«Маркиза де Сад» (1992) основана на пьесе прославленного японского бунтаря Юкио Мисимы и представляет собой, как вытекает уже из названия, взгляд на хорошо известную историческую фигуру глазами супруги. Три акта охватывают период с 1772-го по 1790-й годы, но сам маркиз, «дьявол в человеческом обличье», на сцене так и не появляется.
Всё начинается с того, что его родня обеспокоена предъявленными ему обвинениями в распутстве и подрыве нравственности. Тёща, этот «испытанный боец армии добродетели», намерена спасти «доброе имя семьи и честь дочери», однако жена Альфонса - Рене - не разделяет её устремлений и по-прежнему питает к мужу весьма тёплые чувства (хотя и знает, что тот изменял ей с её же сестрой Анной). Она будет ждать его все следующие восемнадцать лет - но разлюбит в самом финале, прочитав написанный в тюрьме и переполненный жестокостью роман «Жюстина»... Заканчивается спектакль, ни много ни мало, атомным взрывом...
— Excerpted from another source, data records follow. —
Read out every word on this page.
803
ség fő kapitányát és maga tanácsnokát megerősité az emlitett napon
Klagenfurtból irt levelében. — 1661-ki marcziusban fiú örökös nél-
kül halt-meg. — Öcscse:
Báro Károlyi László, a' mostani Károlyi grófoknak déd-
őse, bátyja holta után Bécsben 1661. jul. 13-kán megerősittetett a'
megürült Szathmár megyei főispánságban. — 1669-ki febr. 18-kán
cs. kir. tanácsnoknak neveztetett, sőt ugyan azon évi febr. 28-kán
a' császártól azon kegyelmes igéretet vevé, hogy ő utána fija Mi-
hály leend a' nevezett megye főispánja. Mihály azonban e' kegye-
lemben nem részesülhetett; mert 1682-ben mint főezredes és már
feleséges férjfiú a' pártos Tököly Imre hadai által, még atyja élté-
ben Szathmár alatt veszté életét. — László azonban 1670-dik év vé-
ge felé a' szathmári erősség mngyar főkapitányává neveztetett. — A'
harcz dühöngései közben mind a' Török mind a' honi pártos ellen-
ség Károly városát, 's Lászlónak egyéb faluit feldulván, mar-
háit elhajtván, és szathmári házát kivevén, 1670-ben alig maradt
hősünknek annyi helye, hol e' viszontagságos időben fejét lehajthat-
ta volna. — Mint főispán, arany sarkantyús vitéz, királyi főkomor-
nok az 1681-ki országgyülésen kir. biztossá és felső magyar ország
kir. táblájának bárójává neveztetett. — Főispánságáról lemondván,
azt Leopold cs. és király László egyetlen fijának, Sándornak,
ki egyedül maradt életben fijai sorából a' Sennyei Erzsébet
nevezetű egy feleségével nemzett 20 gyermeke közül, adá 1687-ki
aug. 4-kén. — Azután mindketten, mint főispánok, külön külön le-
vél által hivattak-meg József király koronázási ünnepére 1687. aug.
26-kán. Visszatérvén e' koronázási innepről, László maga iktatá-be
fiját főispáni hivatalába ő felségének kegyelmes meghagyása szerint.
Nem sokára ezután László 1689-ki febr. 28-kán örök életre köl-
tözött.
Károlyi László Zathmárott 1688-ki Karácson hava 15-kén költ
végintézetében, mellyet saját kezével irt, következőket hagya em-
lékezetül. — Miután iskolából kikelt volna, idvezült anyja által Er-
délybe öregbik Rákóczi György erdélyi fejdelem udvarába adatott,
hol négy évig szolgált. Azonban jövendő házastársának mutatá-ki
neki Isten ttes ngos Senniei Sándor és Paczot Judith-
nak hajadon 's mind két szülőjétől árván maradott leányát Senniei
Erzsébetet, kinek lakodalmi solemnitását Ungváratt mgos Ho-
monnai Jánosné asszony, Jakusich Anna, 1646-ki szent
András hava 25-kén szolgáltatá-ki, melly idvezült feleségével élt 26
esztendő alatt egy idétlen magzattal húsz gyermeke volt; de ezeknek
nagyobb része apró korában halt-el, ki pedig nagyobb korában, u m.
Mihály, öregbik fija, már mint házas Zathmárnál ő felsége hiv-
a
В первую очередь здесь обращаешь внимание на очень интересную работу с цветом, но в основном, конечно, всё держится на тексте и актёрских работах. Заглавную роль исполнила Стина Экблад (Измаил в «Фанни и Александр»), а Аниту Бьёрк и Агнету Экманнер мы уже видели в более поздней ленте Бергмана «В присутствии клоуна».
Кадр из спектакля Ингмара Бергмана «Маркиза де Сад»
Жанр «Сонаты призраков» (2007) определяют как фантасмагория - и с этим трудно не согласиться. Очередное обращение Бергмана к творчеству Августа Стриндберга рассчитано в первую очередь на сильных духом: разобраться, что здесь к чему - не так-то просто.
Поначалу всё вроде бы понятно: студент Аркенхольц, как мы узнаём, ночью героически спас людей из рухнувшего дома - в связи с чем в газете пропечатан сперва его портрет, а потом и вся скромная биография. Знакомство с директором Хуммелем открывает перед ним новые перспективы - но в итоге и семья, с которой знакомится студент, оказывается не без странностей, и сам Хуммель - вроде как не тот, за кого себя выдаёт.
Кадр из спектакля Ингмара Бергмана «Соната призраков»
Покойник тут спокойно выходит из дома. Призрак утопленницы преследует, видимо, виновного в её смерти. Героиня Гуннель Линдблум вот уже сорок лет сидит в кладовке, превратившись в «мумию» и изображая из себя попугая. Центральную сцену составляет так называемый «ужин призраков»...
Любопытно, что местами Бергман добавляет запечатлённому изображению видеоэффектов - но даже с ними спектакль всё равно остаётся спектаклем. Добавлю к этому, что роль престарелого слуги исполняет Эрланд Юзефсон - многолетний, как мы знаем, соратник великого режиссёра.
Кадр из спектакля Ингмара Бергмана «Соната призраков»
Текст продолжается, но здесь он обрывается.